A recent survey by Reuters documented a distinct fall-off in valuation increases as venture-backed companies move into the public market via IPOs. Among companies in the Reuters survey that recorded higher values, the median increase in 2014 was 61%. This year, it’s about 32%.
Investors are taking a close look at “unicorns,” companies with valuations over $1 billion--think Uber, with a purported valuation of more than $50 billion, and Airbnb, at $25 billion. Those valuations are typically based on the contributions of equity investors, which come to only a fraction of the valuations and can be very squishy. Theranos, which ranked 13th on a recent unicorn list prepared by Dow Jones VentureSource, was valued at $9 billion last year based on equity investments of $400 million.
A handful of these companies may justify their backers’ lofty expectations, Moritz observed. But many others seem based on “the flimsiest of edifices.”
Biotech is facing particular risks, analysts say. Stock market turmoil, as has reigned in recent months, is never comforting for IPO planners, and the recent public uproar over drug pricing by entrepreneurial pharmaceutical firms hasn’t made things more inviting.
Just in the last month, according to a roundup by Fierce Biotech, Strongbridge Biopharma raised $25 million in an IPO, far below the $86 million it had once hoped for, and several other closely followed biotechs came to market at 30% to 40% below their earlier expectations.
Not all the indicators are flashing red. In its most recent venture capital survey (covering the second quarter of 2015), the intellectual property law firm Fenwick & West found that up rounds--investment rounds at higher valuations than the prior round--were beating down rounds 83% to 8%, with 9% flat. The 75-percentage-point difference was the largest since the firm started calculating the ratio at the beginning of 2002. Software, digital media and life sciences were the three healthiest sectors.

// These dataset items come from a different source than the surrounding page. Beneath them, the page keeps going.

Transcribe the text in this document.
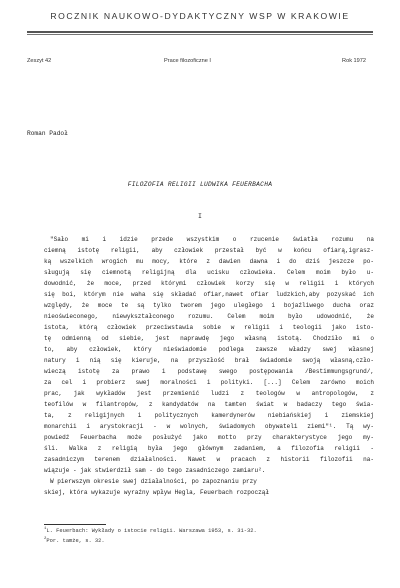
ROCZNIK NAUKOWO-DYDAKTYCZNY WSP W KRAKOWIE
Zeszyt 42	Prace filozoficzne I	Rok 1972
Roman Padoł
FILOZOFIA RELIGII LUDWIKA FEUERBACHA
I
"Sało mi i idzie przede wszystkim o rzucenie światła rozumu na
ciemną istotę religii, aby człowiek przestał być w końcu ofiarą,igrasz-
ką wszelkich wrogich mu mocy, które z dawien dawna i do dziś jeszcze po-
sługują się ciemnotą religijną dla ucisku człowieka. Celem moim było u-
dowodnić, że moce, przed którymi człowiek korzy się w religii i których
się boi, którym nie waha się składać ofiar,nawet ofiar ludzkich,aby pozyskać ich
względy, że moce te są tylko tworem jego uległego i bojaźliwego ducha oraz
nieoświeconego, niewykształconego rozumu. Celem moim było udowodnić, że
istota, którą człowiek przeciwstawia sobie w religii i teologii jako isto-
tę odmienną od siebie, jest naprawdę jego własną istotą. Chodziło mi o
to, aby człowiek, który nieświadomie podlega zawsze władzy swej własnej
natury i nią się kieruje, na przyszłość brał świadomie swoją własną,czło-
wieczą istotę za prawo i podstawę swego postępowania /Bestimmungsgrund/,
za cel i probierz swej moralności i polityki. [...] Celem zarówno moich
prac, jak wykładów jest przemienić ludzi z teologów w antropologów, z
teofilów w filantropów, z kandydatów na tamten świat w badaczy tego świa-
ta, z religijnych i politycznych kamerdynerów niebiańskiej i ziemskiej
monarchii i arystokracji - w wolnych, świadomych obywateli ziemi"¹. Tą wy-
powiedź Feuerbacha może posłużyć jako motto przy charakterystyce jego my-
śli. Walka z religią była jego głównym zadaniem, a filozofia religii -
zasadniczym terenem działalności. Nawet w pracach z historii filozofii na-
wiązuje - jak stwierdził sam - do tego zasadniczego zamiaru².
W pierwszym okresie swej działalności, po zapoznaniu przy
skiej, która wykazuje wyraźny wpływ Hegla, Feuerbach rozpoczął
$^1$L. Feuerbach: Wykłady o istocie religii. Warszawa 1953, s. 31-32.
$^2$Por. tamże, s. 32.
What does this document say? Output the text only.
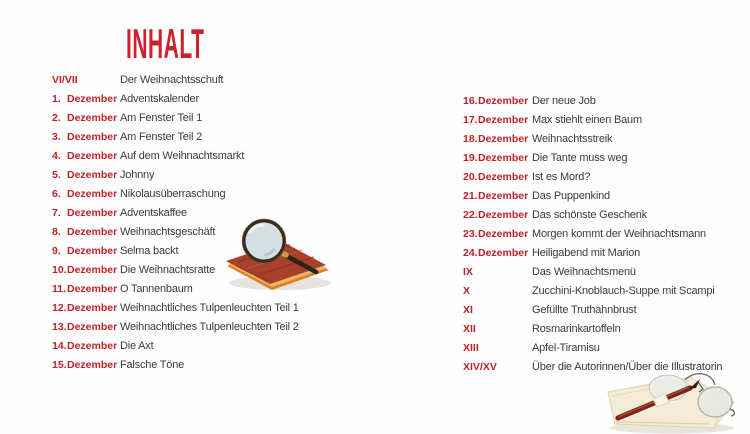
INHALT
VI/VII	Der Weihnachtsschuft
1. Dezember Adventskalender
2. Dezember Am Fenster Teil 1
3. Dezember Am Fenster Teil 2
4. Dezember Auf dem Weihnachtsmarkt
5. Dezember Johnny
6. Dezember Nikolausüberraschung
7. Dezember Adventskaffee
8. Dezember Weihnachtsgeschäft
9. Dezember Selma backt
10. Dezember Die Weihnachtsratte
11. Dezember O Tannenbaum
12. Dezember Weihnachtliches Tulpenleuchten Teil 1
13. Dezember Weihnachtliches Tulpenleuchten Teil 2
14. Dezember Die Axt
15. Dezember Falsche Töne
16. Dezember Der neue Job
17. Dezember Max stiehlt einen Baum
18. Dezember Weihnachtsstreik
19. Dezember Die Tante muss weg
20. Dezember Ist es Mord?
21. Dezember Das Puppenkind
22. Dezember Das schönste Geschenk
23. Dezember Morgen kommt der Weihnachtsmann
24. Dezember Heiligabend mit Marion
IX	Das Weihnachtsmenü
X	Zucchini-Knoblauch-Suppe mit Scampi
XI	Gefüllte Truthahnbrust
XII	Rosmarinkartoffeln
XIII	Apfel-Tiramisu
XIV/XV	Über die Autorinnen/Über die Illustratorin
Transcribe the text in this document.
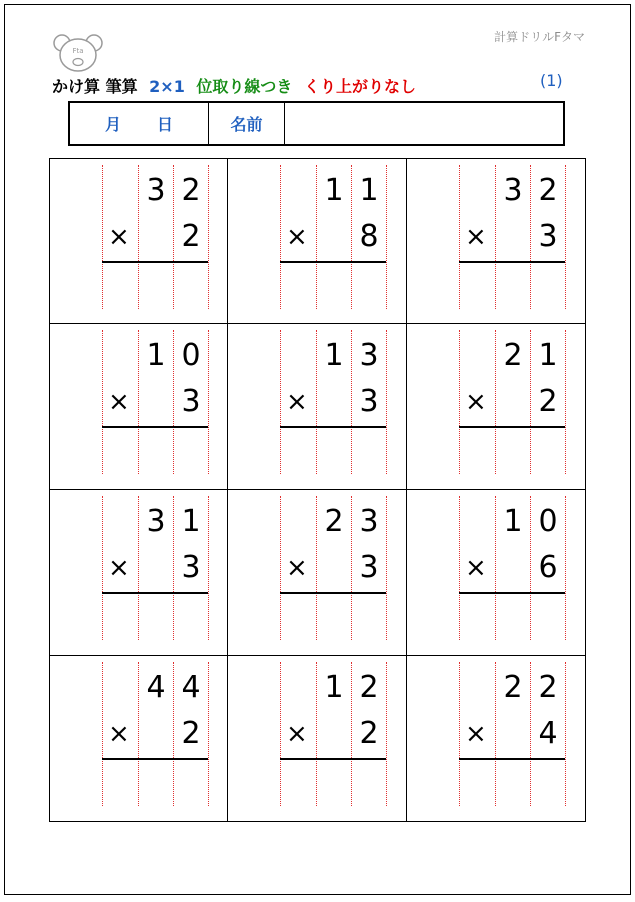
Fta
計算ドリルFタマ
かけ算 筆算 2×1 位取り線つき くり上がりなし	(1)
月 日	名前
3 2
2
×
1 1
8
×
3 2
3
×
1 0
3
×
1 3
3
×
2 1
2
×
3 1
3
×
2 3
3
×
1 0
6
×
4 4
2
×
1 2
2
×
2 2
4
×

Yet there’s no doubt that Silicon Valley investors are sensing a definite chill. The real question is whether they’ll react by pulling back more than they should. Gurley, for all his talk of a hard landing, also observed that investors and entrepreneurs have been misled by the heady environment of recent years, forgetting that cycles are inevitable.
“When it turns it’ll feel more cataclysmic to people than it should,” he said, “because a lot of entrepreneurs only have a three-year memory window.”